Belum ada pernyataan resmi dari pemerintah Iran terkait kabar kematian sembilan tokoh penting tersebut.
Namun laporan menyebut mereka tewas di lokasi berbeda secara serempak—mengindikasikan tingkat koordinasi yang luar biasa.
NDTV menyebut operasi dilakukan oleh tim bayangan yang telah lama menyusup ke dalam jaringan Iran.
Beberapa kematian tampak seperti akibat penyakit mendadak atau kecelakaan—sebuah pola khas Mossad.
Meski tidak diakui secara resmi, banyak analis meyakini operasi ini merupakan evolusi dari pola lama serangan rahasia Israel.
Sejak pembunuhan ilmuwan Mohsen Fakhrizadeh tahun 2020, Mossad disebut makin canggih dalam operasi jarak jauh.
Seorang analis militer Israel, Ron Ben-Yishai, mengatakan Israel tetap tegas terhadap ambisi nuklir Iran.

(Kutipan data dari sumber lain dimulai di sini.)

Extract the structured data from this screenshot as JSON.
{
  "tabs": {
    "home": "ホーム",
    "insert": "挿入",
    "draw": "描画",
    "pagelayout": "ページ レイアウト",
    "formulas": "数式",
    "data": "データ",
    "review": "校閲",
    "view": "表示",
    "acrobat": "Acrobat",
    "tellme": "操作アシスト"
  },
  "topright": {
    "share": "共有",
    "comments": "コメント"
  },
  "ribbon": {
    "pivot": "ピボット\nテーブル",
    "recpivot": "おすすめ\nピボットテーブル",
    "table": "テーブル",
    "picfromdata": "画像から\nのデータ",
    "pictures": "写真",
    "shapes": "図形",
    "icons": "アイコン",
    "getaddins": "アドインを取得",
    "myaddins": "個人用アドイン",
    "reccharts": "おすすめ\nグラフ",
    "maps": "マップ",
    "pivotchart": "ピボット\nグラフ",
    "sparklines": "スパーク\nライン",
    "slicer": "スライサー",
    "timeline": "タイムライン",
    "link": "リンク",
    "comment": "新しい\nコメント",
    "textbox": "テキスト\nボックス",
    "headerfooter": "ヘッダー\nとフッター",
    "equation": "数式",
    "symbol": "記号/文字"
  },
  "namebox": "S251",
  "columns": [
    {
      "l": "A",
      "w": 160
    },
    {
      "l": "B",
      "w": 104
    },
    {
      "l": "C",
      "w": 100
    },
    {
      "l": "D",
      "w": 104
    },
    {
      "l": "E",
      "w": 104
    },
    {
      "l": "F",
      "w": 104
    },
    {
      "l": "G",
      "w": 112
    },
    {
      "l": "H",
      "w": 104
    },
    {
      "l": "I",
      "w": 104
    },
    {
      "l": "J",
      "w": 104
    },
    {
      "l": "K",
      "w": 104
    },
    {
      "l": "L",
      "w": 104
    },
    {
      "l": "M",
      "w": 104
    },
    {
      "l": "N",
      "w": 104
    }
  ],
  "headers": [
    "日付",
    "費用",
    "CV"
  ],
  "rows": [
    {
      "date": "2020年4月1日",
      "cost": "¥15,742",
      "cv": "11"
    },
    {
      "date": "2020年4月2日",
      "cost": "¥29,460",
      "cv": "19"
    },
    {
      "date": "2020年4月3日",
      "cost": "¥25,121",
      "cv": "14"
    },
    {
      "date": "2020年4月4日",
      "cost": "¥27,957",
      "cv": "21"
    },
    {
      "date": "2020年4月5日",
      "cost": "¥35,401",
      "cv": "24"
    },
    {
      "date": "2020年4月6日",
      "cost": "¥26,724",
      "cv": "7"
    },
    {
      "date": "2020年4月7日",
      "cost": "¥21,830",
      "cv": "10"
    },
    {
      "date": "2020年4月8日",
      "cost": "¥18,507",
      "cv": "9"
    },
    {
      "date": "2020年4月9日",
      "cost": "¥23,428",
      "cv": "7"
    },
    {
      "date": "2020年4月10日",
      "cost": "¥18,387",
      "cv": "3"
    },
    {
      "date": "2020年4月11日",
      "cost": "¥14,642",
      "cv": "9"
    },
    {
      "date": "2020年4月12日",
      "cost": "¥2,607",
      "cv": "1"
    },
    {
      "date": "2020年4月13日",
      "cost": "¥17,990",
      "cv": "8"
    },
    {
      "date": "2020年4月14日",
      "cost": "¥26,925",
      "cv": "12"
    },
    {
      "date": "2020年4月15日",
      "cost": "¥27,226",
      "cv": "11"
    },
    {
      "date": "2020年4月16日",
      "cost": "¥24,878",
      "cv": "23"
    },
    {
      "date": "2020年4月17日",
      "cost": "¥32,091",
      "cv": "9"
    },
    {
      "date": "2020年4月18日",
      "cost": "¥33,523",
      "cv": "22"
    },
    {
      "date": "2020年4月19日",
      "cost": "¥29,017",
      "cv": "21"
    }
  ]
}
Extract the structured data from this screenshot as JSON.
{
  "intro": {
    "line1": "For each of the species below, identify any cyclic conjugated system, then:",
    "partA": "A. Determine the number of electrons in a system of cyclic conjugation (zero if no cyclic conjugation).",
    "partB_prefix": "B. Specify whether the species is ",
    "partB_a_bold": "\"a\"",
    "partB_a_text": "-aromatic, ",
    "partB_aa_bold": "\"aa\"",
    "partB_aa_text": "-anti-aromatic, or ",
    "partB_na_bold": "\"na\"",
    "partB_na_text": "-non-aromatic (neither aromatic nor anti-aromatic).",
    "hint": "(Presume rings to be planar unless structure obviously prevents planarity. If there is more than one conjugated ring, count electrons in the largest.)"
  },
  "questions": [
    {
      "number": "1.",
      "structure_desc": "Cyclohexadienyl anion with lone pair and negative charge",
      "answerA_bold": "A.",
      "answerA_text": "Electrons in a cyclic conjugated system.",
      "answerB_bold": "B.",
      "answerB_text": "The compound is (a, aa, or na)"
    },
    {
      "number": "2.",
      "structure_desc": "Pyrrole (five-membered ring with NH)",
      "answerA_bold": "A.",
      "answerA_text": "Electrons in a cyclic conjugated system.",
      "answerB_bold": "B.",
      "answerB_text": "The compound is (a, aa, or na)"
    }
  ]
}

“Ini bentuk ketegasan terhadap garis merah yang sudah ditetapkan,” katanya.
Ia menyebut serangan itu sebagai bentuk komitmen Israel, meski dunia kini fokus ke Gaza dan Ukraina.
Sejarah mencatat beberapa aksi serupa seperti serangan ke reaktor nuklir Suriah pada 2007, hingga rentetan pembunuhan ilmuwan nuklir Iran dari 2010 hingga 2020.
Ketegangan terbuka meningkat usai serangan udara Israel ke Iran pada 13 Juni 2025.
Iran kemudian membalas dengan rudal dan drone ke wilayah selatan Israel.
Namun di balik aksi terbuka, konflik rahasia justru lebih menentukan arah perang regional ke depan.
Operasi Narnia menjadi babak baru dalam konflik senyap yang menghantui kawasan.
Sementara itu, Presiden Prabowo Subianto menyuarakan sikap Indonesia dalam forum internasional di Rusia.
Dalam pidatonya di St. Petersburg International Economic Forum (SPIEF) 2025, Presiden menekankan pentingnya deeskalasi konflik.
"Berharap penyelesaian damai segera terwujud," ujar Presiden, Jumat (20/6/2025).
Presiden menyampaikan komitmen Indonesia menjalin kerjasama dengan seluruh negara, termasuk Rusia.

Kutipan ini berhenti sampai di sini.